Up close and personal with the founder of diversity consultancy Cultiv8 Solutions and board member of Town Hall Symphony Hall, Joel Blake
TELL US ABOUT YOURSELF
I’m Joel Blake OBE, board member of Town Hall Symphony Hall, multi-award winning businessman, founder of diversity consultancy Cultiv8 Solutions and growing business lead for Greater Birmingham & Solihull Local Enterprise Partnership (GBSLEP).
HOW DO YOU GET INTO TOWN?
I’m based at Baskerville House, so I commute in by train, which takes 20 minutes, or by car if I am travelling across the region for that day.
HOW’S THE COMMUTE?
By train it’s relatively easy. I don’t view e-mails until I get in, so I use this time to prepare for the day, either by listening to audio book or business/motivational videos. By car, again, I don’t listen to general radio. I’ll have some form of audio development CD on! It’s important to keep your mind clear and free from work first thing.
IS BRUM A GOOD PLACE TO WORK IN?
It’s the best. Just walking around you tend to bump into contacts, colleagues and even people who know me from Twitter who I’ve never met in person! The friendly and supportive vibe of the city makes it easier to do business – people cherish the opportunity to build relationships. But, as a city, we do need to balance that with more inclusive support to ensure we engage and include those who feel marginalised and not a part of the ‘city centre’.

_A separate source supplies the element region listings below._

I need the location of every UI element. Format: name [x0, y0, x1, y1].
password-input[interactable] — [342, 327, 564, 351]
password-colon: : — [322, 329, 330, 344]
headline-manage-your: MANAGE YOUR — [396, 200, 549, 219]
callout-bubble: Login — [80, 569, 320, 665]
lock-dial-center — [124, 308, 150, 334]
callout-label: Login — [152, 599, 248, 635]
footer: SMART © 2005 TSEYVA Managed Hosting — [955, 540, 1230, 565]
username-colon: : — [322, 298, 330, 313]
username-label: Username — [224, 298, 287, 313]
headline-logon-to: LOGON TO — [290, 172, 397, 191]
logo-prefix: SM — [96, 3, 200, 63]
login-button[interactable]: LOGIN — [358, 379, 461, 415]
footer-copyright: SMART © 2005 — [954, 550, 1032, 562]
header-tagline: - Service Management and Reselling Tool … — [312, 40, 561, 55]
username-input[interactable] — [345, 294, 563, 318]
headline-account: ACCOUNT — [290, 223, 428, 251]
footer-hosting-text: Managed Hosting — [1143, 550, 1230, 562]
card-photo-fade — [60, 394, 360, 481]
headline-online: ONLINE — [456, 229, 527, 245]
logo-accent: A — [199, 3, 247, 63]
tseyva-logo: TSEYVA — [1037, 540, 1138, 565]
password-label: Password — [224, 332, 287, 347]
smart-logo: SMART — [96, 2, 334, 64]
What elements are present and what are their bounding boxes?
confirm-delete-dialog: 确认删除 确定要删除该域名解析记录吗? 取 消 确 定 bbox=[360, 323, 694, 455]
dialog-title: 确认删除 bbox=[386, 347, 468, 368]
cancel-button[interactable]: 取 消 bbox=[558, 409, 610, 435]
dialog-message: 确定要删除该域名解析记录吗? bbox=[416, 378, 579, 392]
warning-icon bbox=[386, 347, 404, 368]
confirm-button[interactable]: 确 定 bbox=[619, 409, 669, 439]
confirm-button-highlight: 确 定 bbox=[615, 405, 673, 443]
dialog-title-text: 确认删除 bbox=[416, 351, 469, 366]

I’m a bit of a ‘rebel in a suit’, so one day you might find me in Starbucks, another in one of our fabulous independents like 200 Degrees, or just inviting people to the office and making them a cuppa myself! I’m a peppermint or green tea kinda guy for future reference…
It depends who I’m meeting and why. For something more professional, I may have lunch in Primitivo in the heart of Colmore BID, or for something more senior it may be Cielo or even Opus. But knowing me, I might even take them to an inner city spot for a bit of cultural experience – jerk chicken and Guinness punch over a chicken caesar salad and a glass of vino… no contest!
I tend to find peace where I can, but you can’t beat a stroll along one of our many canals.
WHERE’S YOUR FAVOURITE PART OF THE CITY?
Pigeon Park (if you know, you know), the eclectic mix of people reminds you of the diversity, the opportunity, but also the reality of Birmingham. It makes you reflect on what your own contribution to the city is and why. We have come so far as a city yet have so much to do for ALL our citizens
Pitcher and Piano for a brandy and apple juice, one ice cube.
HOW CAN THE CITY BE MADE BETTER?
We need to have a more honest conversation on what it means to be an inclusive city and how we leave a legacy that future generations are both proud of and are empowered to evolve. Often, we have the same conversations that do not manifest into impact and I’m fed up of the talk. Birmingham is not just the city centre and the richness of diversity that we have ought to be something we celebrate and leverage, for the benefit of all.